Second, dance can be offered in multiple venues to promote cognitive growth, including arts magnet schools and academies, regular secondary schools, universities, and community and recreation centers. Venues may have their own dance faculty. Performing arts organizations, nonprofit operations, and dance companies offer dance education, often as partners with academic schools. Illustrative dance programs, some established in the last century but continuing to develop, show how dance education promotes skills for academe, citizenship, and the workplace. Principals can reach out to those offering dance classes and establish invaluable partnerships.
Obviously curricula and assessment vary in school settings. Dance may be a distinct performing art discipline with in-depth sequential exploration of a coherent body of knowledge guided by highly qualified dance teachers. Or dance may also be a liberal art, complimentary to or part of another subject. Brief introductions to dance may fill gaps in school curricula. Historical serendipity, leadership, teacher interest, parent involvement, and economic resources affect how youngsters experience dance.
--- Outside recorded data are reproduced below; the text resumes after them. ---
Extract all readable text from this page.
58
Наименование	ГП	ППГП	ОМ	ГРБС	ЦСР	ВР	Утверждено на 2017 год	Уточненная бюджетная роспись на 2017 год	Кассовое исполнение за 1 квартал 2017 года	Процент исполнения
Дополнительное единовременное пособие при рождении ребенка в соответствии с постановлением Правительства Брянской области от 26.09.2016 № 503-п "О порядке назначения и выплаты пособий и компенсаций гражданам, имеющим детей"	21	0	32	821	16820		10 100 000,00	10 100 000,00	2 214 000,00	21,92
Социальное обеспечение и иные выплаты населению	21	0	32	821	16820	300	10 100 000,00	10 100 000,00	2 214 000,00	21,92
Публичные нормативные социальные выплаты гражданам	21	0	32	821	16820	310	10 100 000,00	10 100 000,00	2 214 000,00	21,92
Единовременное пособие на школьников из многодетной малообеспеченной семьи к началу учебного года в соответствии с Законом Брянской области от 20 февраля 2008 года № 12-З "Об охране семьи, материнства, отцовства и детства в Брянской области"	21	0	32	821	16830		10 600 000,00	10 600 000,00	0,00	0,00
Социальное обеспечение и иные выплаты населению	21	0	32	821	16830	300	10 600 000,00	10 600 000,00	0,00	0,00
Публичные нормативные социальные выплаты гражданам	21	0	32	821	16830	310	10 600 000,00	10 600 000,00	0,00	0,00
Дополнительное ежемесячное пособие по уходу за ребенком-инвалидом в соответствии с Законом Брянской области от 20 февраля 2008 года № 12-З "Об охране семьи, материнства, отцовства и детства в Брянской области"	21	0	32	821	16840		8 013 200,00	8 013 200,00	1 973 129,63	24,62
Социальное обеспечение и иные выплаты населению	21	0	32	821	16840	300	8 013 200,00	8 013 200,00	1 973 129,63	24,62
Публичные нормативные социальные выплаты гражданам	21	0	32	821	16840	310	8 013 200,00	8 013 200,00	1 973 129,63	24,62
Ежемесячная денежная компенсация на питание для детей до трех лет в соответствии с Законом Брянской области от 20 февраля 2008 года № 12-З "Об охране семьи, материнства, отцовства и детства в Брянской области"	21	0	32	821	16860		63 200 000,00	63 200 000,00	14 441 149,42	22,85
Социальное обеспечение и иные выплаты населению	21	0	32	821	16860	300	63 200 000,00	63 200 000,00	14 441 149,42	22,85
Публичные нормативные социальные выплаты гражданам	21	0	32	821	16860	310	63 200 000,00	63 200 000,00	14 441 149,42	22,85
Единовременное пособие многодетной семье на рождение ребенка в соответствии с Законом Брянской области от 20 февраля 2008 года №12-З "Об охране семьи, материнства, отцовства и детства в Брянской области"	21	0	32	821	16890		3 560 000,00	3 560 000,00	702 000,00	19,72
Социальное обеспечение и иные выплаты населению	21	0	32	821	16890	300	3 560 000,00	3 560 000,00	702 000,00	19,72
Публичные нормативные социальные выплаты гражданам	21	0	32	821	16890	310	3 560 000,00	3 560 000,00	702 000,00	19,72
Society privileges mental capacity—mind over matter and emotion. Talking, writing, and numbers are the media of knowledge. However, we now know that dance is a language, a brain-driven art, and also a fuel for learning subjects other than dance. In short, dance is an avenue to thinking, translating, interpreting, communicating, feeling, and creating. As a multimedia communication that generates new brain cells and their connections, dance at any age enriches our cognitive, emotional, and physical development beyond the exercise itself and extends to most facets of life.
Judith Lynne Hanna, PhD, is author of Dancing to Learn: The Brain’s Cognition, Emotion, and Movement and a former California-certified social studies and English teacher who has taught dance.